Abdelbasset Sida, president of the SNC, said such a government would run the country between Assad's ousting and democratic elections. Most of its members would be drawn from the opposition, but some members of the current Assad government might also be included, he added. 

"This government should come about before the fall (of Assad) so that it presents itself as an alternative for the next stage," Sida told Abu Dhabi-based Sky News Arabia television in an interview broadcast on Sunday.

"The committees that we have set up have their own schedules. Obviously, the matter should be concluded within weeks."

"There are some elements in the current regime who are not bloodstained, who were not part of major corruption cases. We will discuss (including them) with other parties, but there should be a national consensus to accept them." 

However, criticism about the SNC's legitimacy may complicate its efforts to form a transitional government.

It clearly backs the Free Syrian Army, despite having not always overtly supported it in the past. 

But it has sometimes struggled to overcome internal divisions and critics have accused the Istanbul-based organisation of being out of touch, overly influenced by Turkey, and not fully representative of the opposition.     
 
INITIAL INVOLVEMENT OF TLAS RULED OUT

Visiting Abu Dhabi, Sida did not say when exactly a transitional government might be formed.

The SNC has set up two committees to discuss the idea; the first will communicate with the Free Syrian Army, the major rebel military group, while the second will deal with all other opposition groups, said Sida.

Last week, Brigadier General Manaf Tlas, one of the most senior defectors to flee Syria, said he would try to help unite Syria's fragmented opposition inside and outside the country in order to agree a roadmap for a power transfer.

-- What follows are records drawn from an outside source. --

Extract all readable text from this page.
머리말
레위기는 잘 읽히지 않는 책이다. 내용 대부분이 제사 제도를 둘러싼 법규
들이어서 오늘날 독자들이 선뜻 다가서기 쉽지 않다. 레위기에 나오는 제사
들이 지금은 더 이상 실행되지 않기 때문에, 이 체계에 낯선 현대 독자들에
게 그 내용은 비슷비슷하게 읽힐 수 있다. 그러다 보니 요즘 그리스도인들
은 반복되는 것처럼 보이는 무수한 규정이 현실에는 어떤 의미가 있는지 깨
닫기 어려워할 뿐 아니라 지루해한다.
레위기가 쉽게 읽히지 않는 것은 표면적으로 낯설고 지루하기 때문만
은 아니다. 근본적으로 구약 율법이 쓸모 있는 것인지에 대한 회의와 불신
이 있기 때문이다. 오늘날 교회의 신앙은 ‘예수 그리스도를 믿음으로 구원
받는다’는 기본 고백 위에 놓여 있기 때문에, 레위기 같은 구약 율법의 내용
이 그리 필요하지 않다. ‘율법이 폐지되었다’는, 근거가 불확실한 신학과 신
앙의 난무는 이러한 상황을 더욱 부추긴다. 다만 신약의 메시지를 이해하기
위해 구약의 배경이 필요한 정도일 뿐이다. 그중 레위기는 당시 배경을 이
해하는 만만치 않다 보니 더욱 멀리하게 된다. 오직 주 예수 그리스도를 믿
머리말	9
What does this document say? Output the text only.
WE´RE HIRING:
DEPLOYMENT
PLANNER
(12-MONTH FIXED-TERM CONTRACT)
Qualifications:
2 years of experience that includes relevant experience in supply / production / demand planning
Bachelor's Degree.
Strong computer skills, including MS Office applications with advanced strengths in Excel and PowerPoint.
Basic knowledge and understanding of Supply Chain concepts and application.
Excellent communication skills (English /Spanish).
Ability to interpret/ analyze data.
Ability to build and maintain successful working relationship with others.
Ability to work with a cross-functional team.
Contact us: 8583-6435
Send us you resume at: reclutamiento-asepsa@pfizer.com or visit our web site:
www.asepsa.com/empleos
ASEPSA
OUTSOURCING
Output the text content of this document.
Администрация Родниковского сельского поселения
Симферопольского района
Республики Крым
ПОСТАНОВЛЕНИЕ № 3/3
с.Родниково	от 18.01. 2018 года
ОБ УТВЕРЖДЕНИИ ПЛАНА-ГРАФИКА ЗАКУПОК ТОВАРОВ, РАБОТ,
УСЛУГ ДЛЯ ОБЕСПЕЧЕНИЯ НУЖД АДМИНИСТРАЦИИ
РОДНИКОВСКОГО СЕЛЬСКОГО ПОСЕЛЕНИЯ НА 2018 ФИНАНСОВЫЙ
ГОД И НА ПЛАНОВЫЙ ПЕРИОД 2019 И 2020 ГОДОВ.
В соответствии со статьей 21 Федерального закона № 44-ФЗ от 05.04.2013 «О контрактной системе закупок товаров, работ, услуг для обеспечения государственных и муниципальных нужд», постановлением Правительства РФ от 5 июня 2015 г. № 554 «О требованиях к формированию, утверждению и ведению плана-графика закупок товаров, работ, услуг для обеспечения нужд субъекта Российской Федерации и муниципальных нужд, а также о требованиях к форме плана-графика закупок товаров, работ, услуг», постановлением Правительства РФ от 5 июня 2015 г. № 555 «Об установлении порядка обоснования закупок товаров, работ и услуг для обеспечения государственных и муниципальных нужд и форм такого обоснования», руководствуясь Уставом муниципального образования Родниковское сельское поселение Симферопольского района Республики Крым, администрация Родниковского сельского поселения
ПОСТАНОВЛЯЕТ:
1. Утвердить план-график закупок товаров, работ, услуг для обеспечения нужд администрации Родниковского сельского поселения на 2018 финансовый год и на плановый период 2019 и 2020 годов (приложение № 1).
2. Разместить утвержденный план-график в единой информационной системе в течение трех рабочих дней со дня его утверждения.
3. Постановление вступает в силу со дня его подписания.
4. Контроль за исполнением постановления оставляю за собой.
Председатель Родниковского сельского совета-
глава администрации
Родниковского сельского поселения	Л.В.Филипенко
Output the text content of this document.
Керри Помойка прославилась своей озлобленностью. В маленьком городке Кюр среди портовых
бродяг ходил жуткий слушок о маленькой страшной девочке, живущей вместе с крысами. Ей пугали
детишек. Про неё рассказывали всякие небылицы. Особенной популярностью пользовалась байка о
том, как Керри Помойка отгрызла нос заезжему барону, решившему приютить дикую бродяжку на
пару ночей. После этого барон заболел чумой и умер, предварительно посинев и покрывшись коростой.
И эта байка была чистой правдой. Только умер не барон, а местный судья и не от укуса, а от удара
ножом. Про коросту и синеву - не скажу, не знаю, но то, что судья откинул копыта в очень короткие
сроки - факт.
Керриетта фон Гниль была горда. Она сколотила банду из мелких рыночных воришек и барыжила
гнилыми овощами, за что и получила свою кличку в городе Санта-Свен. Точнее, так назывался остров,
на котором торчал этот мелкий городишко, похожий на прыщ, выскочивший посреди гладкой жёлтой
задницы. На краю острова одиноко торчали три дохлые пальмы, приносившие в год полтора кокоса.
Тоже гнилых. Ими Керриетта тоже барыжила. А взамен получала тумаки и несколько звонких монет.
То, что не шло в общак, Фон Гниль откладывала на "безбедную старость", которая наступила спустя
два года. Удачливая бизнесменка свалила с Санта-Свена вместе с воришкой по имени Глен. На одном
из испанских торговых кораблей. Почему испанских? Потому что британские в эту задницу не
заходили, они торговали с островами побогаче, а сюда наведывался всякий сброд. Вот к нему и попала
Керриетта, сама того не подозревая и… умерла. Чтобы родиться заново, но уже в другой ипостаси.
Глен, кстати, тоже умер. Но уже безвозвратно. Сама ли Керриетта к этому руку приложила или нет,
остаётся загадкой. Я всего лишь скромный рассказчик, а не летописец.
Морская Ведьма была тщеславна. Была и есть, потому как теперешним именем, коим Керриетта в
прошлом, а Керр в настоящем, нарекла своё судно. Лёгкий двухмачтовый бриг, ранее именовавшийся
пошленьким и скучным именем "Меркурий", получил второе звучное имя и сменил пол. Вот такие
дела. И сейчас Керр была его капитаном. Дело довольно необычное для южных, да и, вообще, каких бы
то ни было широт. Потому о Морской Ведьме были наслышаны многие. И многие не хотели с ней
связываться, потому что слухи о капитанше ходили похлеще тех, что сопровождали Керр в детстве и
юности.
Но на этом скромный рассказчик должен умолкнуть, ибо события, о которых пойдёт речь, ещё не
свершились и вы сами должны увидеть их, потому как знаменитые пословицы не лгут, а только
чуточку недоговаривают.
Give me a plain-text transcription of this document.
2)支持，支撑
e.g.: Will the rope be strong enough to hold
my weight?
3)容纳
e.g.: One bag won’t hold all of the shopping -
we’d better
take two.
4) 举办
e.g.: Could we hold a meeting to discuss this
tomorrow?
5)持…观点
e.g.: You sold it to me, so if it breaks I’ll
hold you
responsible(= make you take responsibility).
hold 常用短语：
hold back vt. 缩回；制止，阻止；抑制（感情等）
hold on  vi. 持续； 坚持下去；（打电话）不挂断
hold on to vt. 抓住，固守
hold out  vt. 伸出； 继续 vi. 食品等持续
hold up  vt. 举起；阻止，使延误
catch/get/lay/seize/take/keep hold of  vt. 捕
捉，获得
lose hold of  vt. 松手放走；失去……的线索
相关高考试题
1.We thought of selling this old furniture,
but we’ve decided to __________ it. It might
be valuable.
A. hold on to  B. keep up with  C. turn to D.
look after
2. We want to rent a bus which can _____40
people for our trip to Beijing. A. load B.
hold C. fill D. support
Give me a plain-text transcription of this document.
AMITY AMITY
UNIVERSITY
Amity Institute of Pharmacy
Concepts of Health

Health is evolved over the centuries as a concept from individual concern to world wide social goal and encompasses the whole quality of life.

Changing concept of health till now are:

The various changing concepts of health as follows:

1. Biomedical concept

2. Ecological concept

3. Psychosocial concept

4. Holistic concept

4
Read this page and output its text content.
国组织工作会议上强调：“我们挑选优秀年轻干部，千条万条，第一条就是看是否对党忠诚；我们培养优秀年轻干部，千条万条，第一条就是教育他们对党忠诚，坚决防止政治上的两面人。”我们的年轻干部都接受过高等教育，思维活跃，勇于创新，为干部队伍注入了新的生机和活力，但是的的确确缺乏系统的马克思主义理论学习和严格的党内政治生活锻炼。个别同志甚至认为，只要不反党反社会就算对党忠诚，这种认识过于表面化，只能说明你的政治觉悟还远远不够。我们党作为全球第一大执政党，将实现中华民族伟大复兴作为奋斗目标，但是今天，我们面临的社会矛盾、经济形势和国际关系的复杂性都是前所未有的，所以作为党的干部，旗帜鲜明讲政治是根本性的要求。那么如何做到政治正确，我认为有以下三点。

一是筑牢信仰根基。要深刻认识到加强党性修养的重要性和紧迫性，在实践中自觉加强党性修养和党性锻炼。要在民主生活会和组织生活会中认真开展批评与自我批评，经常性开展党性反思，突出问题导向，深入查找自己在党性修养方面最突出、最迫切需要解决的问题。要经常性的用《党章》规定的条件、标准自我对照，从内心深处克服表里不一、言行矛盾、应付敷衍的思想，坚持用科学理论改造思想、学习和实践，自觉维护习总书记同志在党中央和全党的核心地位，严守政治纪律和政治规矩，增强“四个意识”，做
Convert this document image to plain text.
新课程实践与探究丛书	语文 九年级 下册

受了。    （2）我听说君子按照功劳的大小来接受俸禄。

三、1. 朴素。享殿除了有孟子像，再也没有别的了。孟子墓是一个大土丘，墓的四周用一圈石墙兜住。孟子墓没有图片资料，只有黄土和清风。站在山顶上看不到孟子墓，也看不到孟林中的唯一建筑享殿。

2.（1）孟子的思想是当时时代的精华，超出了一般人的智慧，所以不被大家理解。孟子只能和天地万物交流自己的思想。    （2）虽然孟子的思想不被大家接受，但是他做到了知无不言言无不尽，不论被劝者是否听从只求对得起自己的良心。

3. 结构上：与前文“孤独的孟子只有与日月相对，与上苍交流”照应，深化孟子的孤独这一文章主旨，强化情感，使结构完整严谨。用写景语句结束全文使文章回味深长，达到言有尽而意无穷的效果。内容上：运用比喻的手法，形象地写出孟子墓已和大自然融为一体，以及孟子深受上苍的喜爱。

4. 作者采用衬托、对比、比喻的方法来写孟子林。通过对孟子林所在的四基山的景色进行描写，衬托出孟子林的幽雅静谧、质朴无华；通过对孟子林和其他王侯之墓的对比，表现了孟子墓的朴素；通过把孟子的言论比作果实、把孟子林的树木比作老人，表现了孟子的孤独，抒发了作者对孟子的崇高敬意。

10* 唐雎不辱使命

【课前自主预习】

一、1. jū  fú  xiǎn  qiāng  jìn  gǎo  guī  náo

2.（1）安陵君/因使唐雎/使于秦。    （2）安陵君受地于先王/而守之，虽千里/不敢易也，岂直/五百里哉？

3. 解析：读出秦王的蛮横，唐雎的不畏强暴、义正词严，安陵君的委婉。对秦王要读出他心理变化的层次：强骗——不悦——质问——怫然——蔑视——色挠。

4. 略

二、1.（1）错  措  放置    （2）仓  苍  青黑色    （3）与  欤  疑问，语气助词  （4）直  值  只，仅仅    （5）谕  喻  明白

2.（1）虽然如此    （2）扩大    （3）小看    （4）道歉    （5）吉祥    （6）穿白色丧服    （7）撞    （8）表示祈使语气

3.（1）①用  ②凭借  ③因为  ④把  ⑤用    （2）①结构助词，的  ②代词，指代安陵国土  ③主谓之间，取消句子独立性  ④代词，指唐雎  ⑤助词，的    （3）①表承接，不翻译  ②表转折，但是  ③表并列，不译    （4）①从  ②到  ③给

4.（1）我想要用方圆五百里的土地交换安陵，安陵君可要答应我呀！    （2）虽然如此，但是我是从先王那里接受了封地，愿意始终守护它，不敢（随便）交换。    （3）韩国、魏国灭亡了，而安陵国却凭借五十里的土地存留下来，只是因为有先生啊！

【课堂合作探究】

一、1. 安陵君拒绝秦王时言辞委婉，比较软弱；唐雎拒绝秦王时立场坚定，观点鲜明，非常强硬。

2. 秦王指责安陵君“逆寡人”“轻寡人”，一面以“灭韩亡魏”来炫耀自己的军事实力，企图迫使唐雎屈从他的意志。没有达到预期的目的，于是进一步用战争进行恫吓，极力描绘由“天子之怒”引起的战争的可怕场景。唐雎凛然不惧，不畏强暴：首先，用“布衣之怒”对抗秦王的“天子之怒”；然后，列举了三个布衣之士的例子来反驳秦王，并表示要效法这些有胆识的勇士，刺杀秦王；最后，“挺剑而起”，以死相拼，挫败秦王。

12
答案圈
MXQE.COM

Sida said he welcomed Tlas' defection, but said the general could not be involved in the early stages of organising a transitional government.

"The dialogue and coordination have to first be with the Free Syrian Army and the various members of the Syrian opposition movements, and after that if there are some roles to be played by members who have defected, then so be it - but with the condition that there is an agreement between the Syrians about that."

Sida also ruled out the possibility of Tlas becoming head of a transitional government. "This has to be a person who can lead a national government and who has been committed to the revolution since the beginning," he said.  

Notion of Syria power transition ‘an illusion’: Iran FM

The idea of a managed transition of power in Syria is an "illusion," Iran's foreign minister said on Sunday, as his Syrian counterpart expressed Damascus' commitment to international mediator Kofi Annan's peace plan.
 
"Thinking naively and wrongly that if there is a power vacuum perhaps in Syria and if there is a transition of power in Syria, simply another government will come to power, that I think is just a dream," Ali Akbar Salehi said at a news conference with his Syrian counterpart, Walid Al Moualem.

"It's an illusion. We have to look carefully at Syria and what's happening inside the country."

Moualem said Syria was also committed to Annan's six-point plan that aims to end 16 months of violence in which 18,000 people have been killed.

The plan calls for a ceasefire, which has been widely ignored by both sides, as a first stage in the political transition to ending the violence.

It also calls for access for aid, the release of arbitrarily detained people, freedom of movement for journalists and the freedom to protest peacefully.

"We are committed to fulfill Mr. Annan's plan fully because we consider this plan a reasonable plan," he said.

Moualem said Syria was able to defend every inch of its soil from what he called a conspiracy by armed terrorist groups that served Israel's interests.

"I assure you the Syrian people are insistent, not just on confronting this conspiracy, but they are insistent on emerging victorious," Moualem, who has not appeared since a bomb attack killed four of President Bashar Al Assad's top security officials nearly two weeks ago.

"Today I tell you, Syria is stronger ... In less than a week, they were defeated and the battle failed (in Damascus) so they moved on to Aleppo, and I assure you, their plots will fail," said Moualem.